GVC Holdings has predicted that EBITDA could fall by £50m per month, a figure significantly smaller than the initial £100m predicted in March.
The drop comes after the gambling group has continued to initiate a number of mitigating actions in light of the COVID-19 pandemic.
GVC estimated the average monthly cash outflow would be limited to approximately £15m per month, while ‘further cost actions’ will allow the group to achieve its target of reducing the cash flow to breakeven.
The group noted that despite a strong performance at the beginning of the year, the closure of retail outlets and the widespread cancellation of sports has ‘significantly reduced revenue from mid-March’.
This strong start helped Group net gaming revenue (NGR) to grow by 1% and online NGR increase by 16% for January to March against the corresponding period of 2019, with strong growth across all key territories. UK retail like-for-like NGR saw a 19% drop, while European retail activity has fallen by 3%.

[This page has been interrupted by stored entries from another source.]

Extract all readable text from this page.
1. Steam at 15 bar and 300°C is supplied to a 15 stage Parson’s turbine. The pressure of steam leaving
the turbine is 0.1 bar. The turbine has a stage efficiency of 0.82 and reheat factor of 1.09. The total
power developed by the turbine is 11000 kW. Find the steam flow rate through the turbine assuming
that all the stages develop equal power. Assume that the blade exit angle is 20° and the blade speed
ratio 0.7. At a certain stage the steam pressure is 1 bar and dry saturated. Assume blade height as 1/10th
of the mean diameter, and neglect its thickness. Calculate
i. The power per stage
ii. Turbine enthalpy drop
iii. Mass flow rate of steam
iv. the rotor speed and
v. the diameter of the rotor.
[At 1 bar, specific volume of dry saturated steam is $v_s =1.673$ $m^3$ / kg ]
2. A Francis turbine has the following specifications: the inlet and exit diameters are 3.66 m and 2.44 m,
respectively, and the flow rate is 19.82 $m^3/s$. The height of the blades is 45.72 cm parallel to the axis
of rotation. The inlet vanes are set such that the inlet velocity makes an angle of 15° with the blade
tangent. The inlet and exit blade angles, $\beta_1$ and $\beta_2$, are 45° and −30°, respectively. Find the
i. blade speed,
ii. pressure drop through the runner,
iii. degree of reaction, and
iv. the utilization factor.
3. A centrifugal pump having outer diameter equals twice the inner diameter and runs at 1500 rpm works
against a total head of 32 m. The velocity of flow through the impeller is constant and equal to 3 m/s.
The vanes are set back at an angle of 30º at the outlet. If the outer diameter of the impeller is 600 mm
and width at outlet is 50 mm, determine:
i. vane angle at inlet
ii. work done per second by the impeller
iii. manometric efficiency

Kenneth Alexander, GVC CEO, commented: “As our Q1 trading numbers once again demonstrate, GVC is a business that, in normal times, delivers an outstanding performance. However, while our global and product diversification is standing us in good stead during the current uncertainty, the COVID-19 pandemic is posing an unprecedented challenge to our business and our industry.
“We are responding decisively, and have put in place a range of measures to keep our people safe, strengthen our financial position, limit cash outflow, preserve jobs and maintain a compelling customer offer.

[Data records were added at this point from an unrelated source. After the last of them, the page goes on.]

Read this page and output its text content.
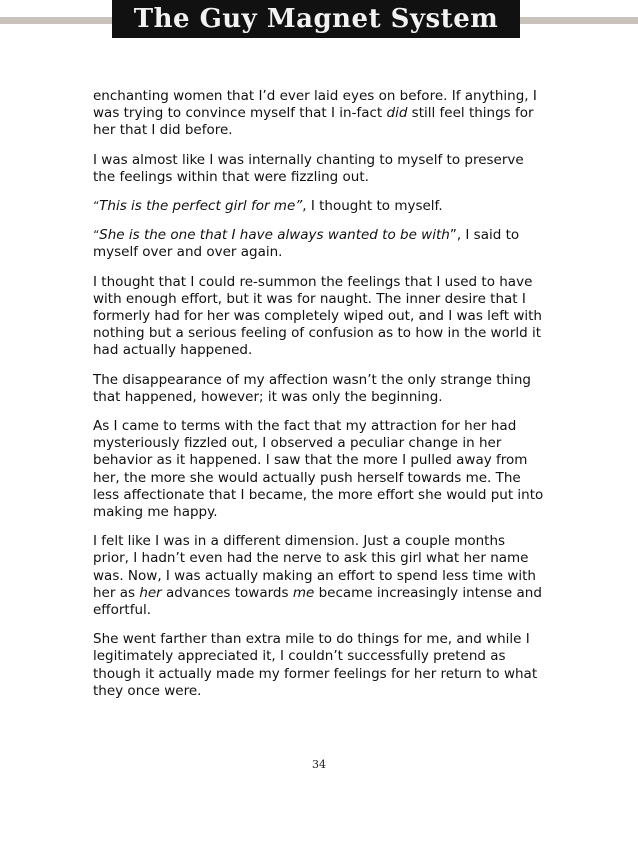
The Guy Magnet System

enchanting women that I’d ever laid eyes on before. If anything, I was trying to convince myself that I in-fact did still feel things for her that I did before.

I was almost like I was internally chanting to myself to preserve the feelings within that were fizzling out.

“This is the perfect girl for me”, I thought to myself.

“She is the one that I have always wanted to be with”, I said to myself over and over again.

I thought that I could re-summon the feelings that I used to have with enough effort, but it was for naught. The inner desire that I formerly had for her was completely wiped out, and I was left with nothing but a serious feeling of confusion as to how in the world it had actually happened.

The disappearance of my affection wasn’t the only strange thing that happened, however; it was only the beginning.

As I came to terms with the fact that my attraction for her had mysteriously fizzled out, I observed a peculiar change in her behavior as it happened. I saw that the more I pulled away from her, the more she would actually push herself towards me. The less affectionate that I became, the more effort she would put into making me happy.

I felt like I was in a different dimension. Just a couple months prior, I hadn’t even had the nerve to ask this girl what her name was. Now, I was actually making an effort to spend less time with her as her advances towards me became increasingly intense and effortful.

She went farther than extra mile to do things for me, and while I legitimately appreciated it, I couldn’t successfully pretend as though it actually made my former feelings for her return to what they once were.

34
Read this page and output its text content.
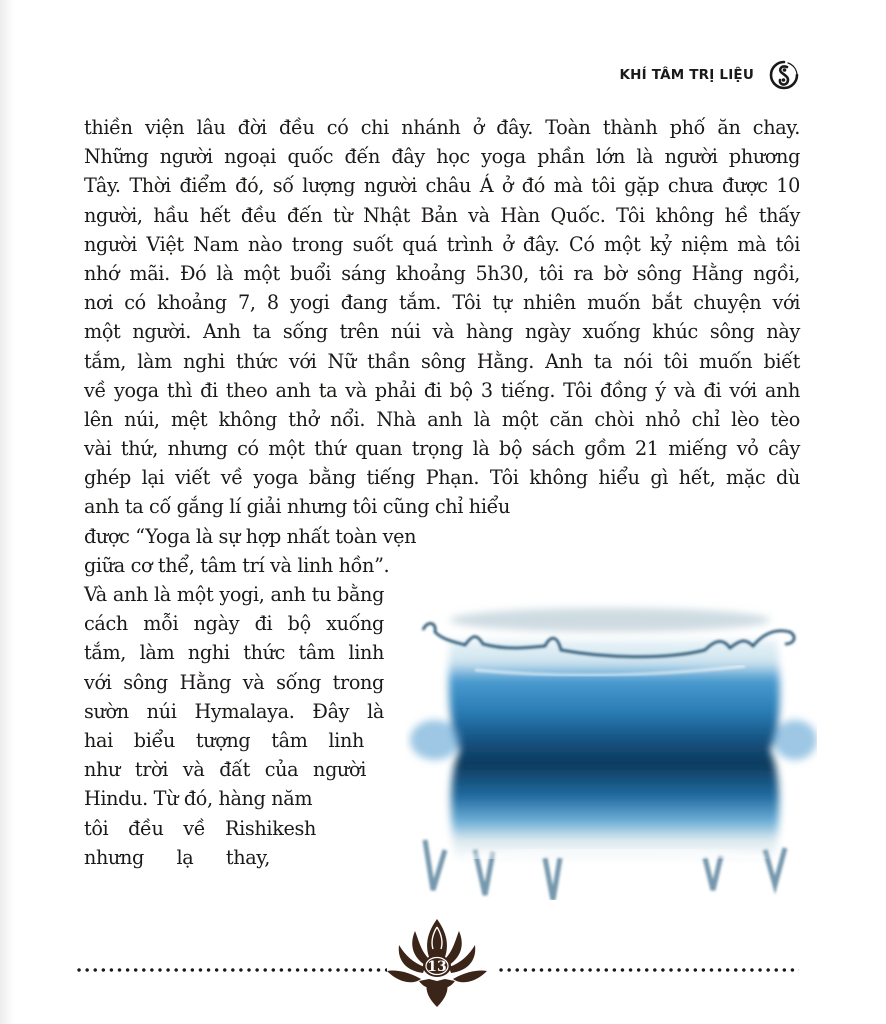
KHÍ TÂM TRỊ LIỆU
thiền viện lâu đời đều có chi nhánh ở đây. Toàn thành phố ăn chay.
Những người ngoại quốc đến đây học yoga phần lớn là người phương
Tây. Thời điểm đó, số lượng người châu Á ở đó mà tôi gặp chưa được 10
người, hầu hết đều đến từ Nhật Bản và Hàn Quốc. Tôi không hề thấy
người Việt Nam nào trong suốt quá trình ở đây. Có một kỷ niệm mà tôi
nhớ mãi. Đó là một buổi sáng khoảng 5h30, tôi ra bờ sông Hằng ngồi,
nơi có khoảng 7, 8 yogi đang tắm. Tôi tự nhiên muốn bắt chuyện với
một người. Anh ta sống trên núi và hàng ngày xuống khúc sông này
tắm, làm nghi thức với Nữ thần sông Hằng. Anh ta nói tôi muốn biết
về yoga thì đi theo anh ta và phải đi bộ 3 tiếng. Tôi đồng ý và đi với anh
lên núi, mệt không thở nổi. Nhà anh là một căn chòi nhỏ chỉ lèo tèo
vài thứ, nhưng có một thứ quan trọng là bộ sách gồm 21 miếng vỏ cây
ghép lại viết về yoga bằng tiếng Phạn. Tôi không hiểu gì hết, mặc dù
anh ta cố gắng lí giải nhưng tôi cũng chỉ hiểu
được “Yoga là sự hợp nhất toàn vẹn
giữa cơ thể, tâm trí và linh hồn”.
Và anh là một yogi, anh tu bằng
cách mỗi ngày đi bộ xuống
tắm, làm nghi thức tâm linh
với sông Hằng và sống trong
sườn núi Hymalaya. Đây là
hai biểu tượng tâm linh
như trời và đất của người
Hindu. Từ đó, hàng năm
tôi đều về Rishikesh
nhưng lạ thay,
13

“I am confident that we will emerge from this period in a position of strength, and we will be well placed to take advantage of a range of attractive growth opportunities which we believe will be available to us.”
GVC’s online division has also grown during the period, with the Group highlighting that the increase in gaming has been ‘encouraging’ as NGR increased by 20%. The growth is said to be ‘in line with the group’s expectations’.
To offset the costs from retail closures, GVC has also confirmed that it has identified a number of opportunities to reduce costs.
In the UK, GVC can qualify for the government grant towards employment costs to support staff members which have been furloughed. In addition, the gambling group can access the business rates relief. The combination of the two are estimated to ‘reduce costs by nearly ‘£20m per month’.
In Italy and Belgium, GVC operates a franchising model where the store operating costs (rent, employment, utility and other costs) primarily reside with the franchisee. Other measures taken include reductions in online sports marketing, sports content and trading costs.
Alexander continued: “We are also sensitive to the fact that at this time of economic stress and isolation, it is vital that we ensure a safe, responsible and enjoyable gaming environment for our customers and do everything that we can to minimise the potential for harm.
“Accordingly, not only have we supported the Betting and Gaming Council’s 10 pledge action plan on safer gambling, but we have gone further and introduced a range of additional safeguarding measures to ensure that we are able to rigorously monitor and protect anyone who may be vulnerable at this time.
“Finally, I would like to thank our outstanding teams around the world for the manner in which they have rapidly adapted to the challenge, and for their continuing hard work and commitment to ensuring GVC’s long-term success.”